Lecciones de la historia de España
Arturo del Villar*. LQS. Marzo 2019
La monarquía del 18 de julio fue instaurada por el dictadorísimo fascista por su sola voluntad, el 22 de julio de 1969, cuando anunció ante los “procuradores” de sus esperpénticas Cortes que había designado a Juan Carlos de Borbón y Borbón sucesor suyo a título de rey, para que perpetuase su régimen. Como era obligado en aquella institución de aquella España fascista, los “procuradores” aplaudieron su decisión, y le felicitaron por haberla tomado. Al día siguiente en aquel mismo tétrico lugar el designado le juró lealtad a su persona y fidelidad a sus leyes fascistas, con lo que quedó proclamado príncipe de España y sucesor a título de rey del dictadorísimo cuando su puesto quedara vacante. Están a punto de cumplirse 50 años, y según la frase predilecta del dictadorísimo, se han cumplido las previsiones sucesorias tal como él lo dispuso: continúa mandando después de muerto.
En ningún momento se tuvo en cuenta la voluntad del pueblo español.
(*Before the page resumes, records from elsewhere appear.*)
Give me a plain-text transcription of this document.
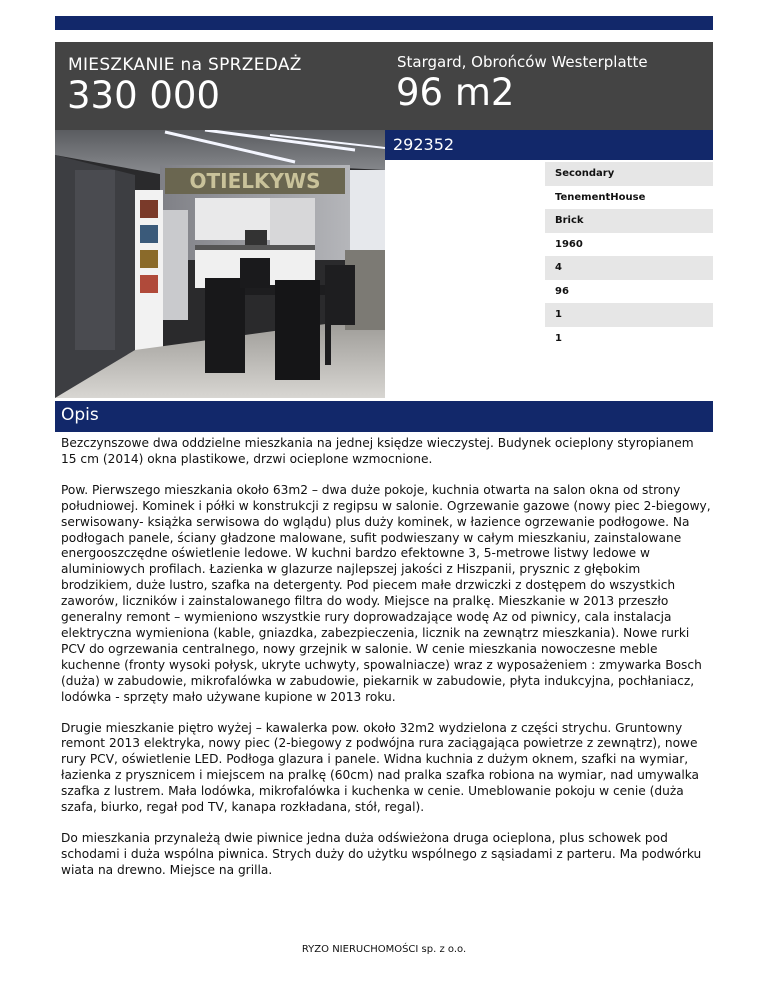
MIESZKANIE na SPRZEDAŻ
330 000
Stargard, Obrońców Westerplatte
96 m2
OTIELKYWS
292352
Secondary
TenementHouse
Brick
1960
4
96
1
1
Opis

Bezczynszowe dwa oddzielne mieszkania na jednej księdze wieczystej. Budynek ocieplony styropianem 15 cm (2014) okna plastikowe, drzwi ocieplone wzmocnione.

Pow. Pierwszego mieszkania około 63m2 – dwa duże pokoje, kuchnia otwarta na salon okna od strony południowej. Kominek i półki w konstrukcji z regipsu w salonie. Ogrzewanie gazowe (nowy piec 2-biegowy, serwisowany- książka serwisowa do wglądu) plus duży kominek, w łazience ogrzewanie podłogowe. Na podłogach panele, ściany gładzone malowane, sufit podwieszany w całym mieszkaniu, zainstalowane energooszczędne oświetlenie ledowe. W kuchni bardzo efektowne 3, 5-metrowe listwy ledowe w aluminiowych profilach. Łazienka w glazurze najlepszej jakości z Hiszpanii, prysznic z głębokim brodzikiem, duże lustro, szafka na detergenty. Pod piecem małe drzwiczki z dostępem do wszystkich zaworów, liczników i zainstalowanego filtra do wody. Miejsce na pralkę. Mieszkanie w 2013 przeszło generalny remont – wymieniono wszystkie rury doprowadzające wodę Az od piwnicy, cala instalacja elektryczna wymieniona (kable, gniazdka, zabezpieczenia, licznik na zewnątrz mieszkania). Nowe rurki PCV do ogrzewania centralnego, nowy grzejnik w salonie. W cenie mieszkania nowoczesne meble kuchenne (fronty wysoki połysk, ukryte uchwyty, spowalniacze) wraz z wyposażeniem : zmywarka Bosch (duża) w zabudowie, mikrofalówka w zabudowie, piekarnik w zabudowie, płyta indukcyjna, pochłaniacz, lodówka - sprzęty mało używane kupione w 2013 roku.

Drugie mieszkanie piętro wyżej – kawalerka pow. około 32m2 wydzielona z części strychu. Gruntowny remont 2013 elektryka, nowy piec (2-biegowy z podwójna rura zaciągająca powietrze z zewnątrz), nowe rury PCV, oświetlenie LED. Podłoga glazura i panele. Widna kuchnia z dużym oknem, szafki na wymiar, łazienka z prysznicem i miejscem na pralkę (60cm) nad pralka szafka robiona na wymiar, nad umywalka szafka z lustrem. Mała lodówka, mikrofalówka i kuchenka w cenie. Umeblowanie pokoju w cenie (duża szafa, biurko, regał pod TV, kanapa rozkładana, stół, regal).

Do mieszkania przynależą dwie piwnice jedna duża odświeżona druga ocieplona, plus schowek pod schodami i duża wspólna piwnica. Strych duży do użytku wspólnego z sąsiadami z parteru. Ma podwórku wiata na drewno. Miejsce na grilla.

RYZO NIERUCHOMOŚCI sp. z o.o.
En realidad el pueblo español era una masa de gente derrotada, desde que el 1 de abril de 1939, hace 80 años, el dictadorísimo firmó el último parte de guerra, confirmando la victoria de las tropas golpistas secundadas por sus patrocinadores nazis alemanes, fascistas italianos y viriatos portugueses, con la eficaz colaboración económica del llamado Estado Vaticano, decidido a mantener la beneficiosa (para él) alianza entre el altar y el trono.
Se completó entonces la derrota de la República Española, aniquilada por los militares monárquicos sublevados el 17 de julio de 1936, mientras las supuestas democracias de todo el mundo aceptaban el hecho consumado cómodamente situadas en su Acuerdo de No Intervención en el conflicto español. Solamente la Unión de Repúblicas Socialistas Soviéticas y los Estados Unidos de México se atrevieron a incumplir ese nefasto Acuerdo, y prestar ayuda al régimen legalmente establecido en España, confirmado en las últimas elecciones libres celebradas hasta ahora, el 16 de febrero de 1936, en las que venció el Frente Popular.
Agresividad y cobardía
El Derecho Internacional impide reconocer los golpes de Estado producidos en naciones democráticamente instaladas. En el caso de la República Española se tomó un acuerdo infame, consistente en dejar actuar impunemente a los militares monárquicos golpistas, y permitir la agresión de los regímenes nazifascistas que los auxiliaban, sin intervenir a favor del pueblo agredido. La diferencia del potencial bélico entre los dos bandos auguraba el triunfo inevitable de los invasores.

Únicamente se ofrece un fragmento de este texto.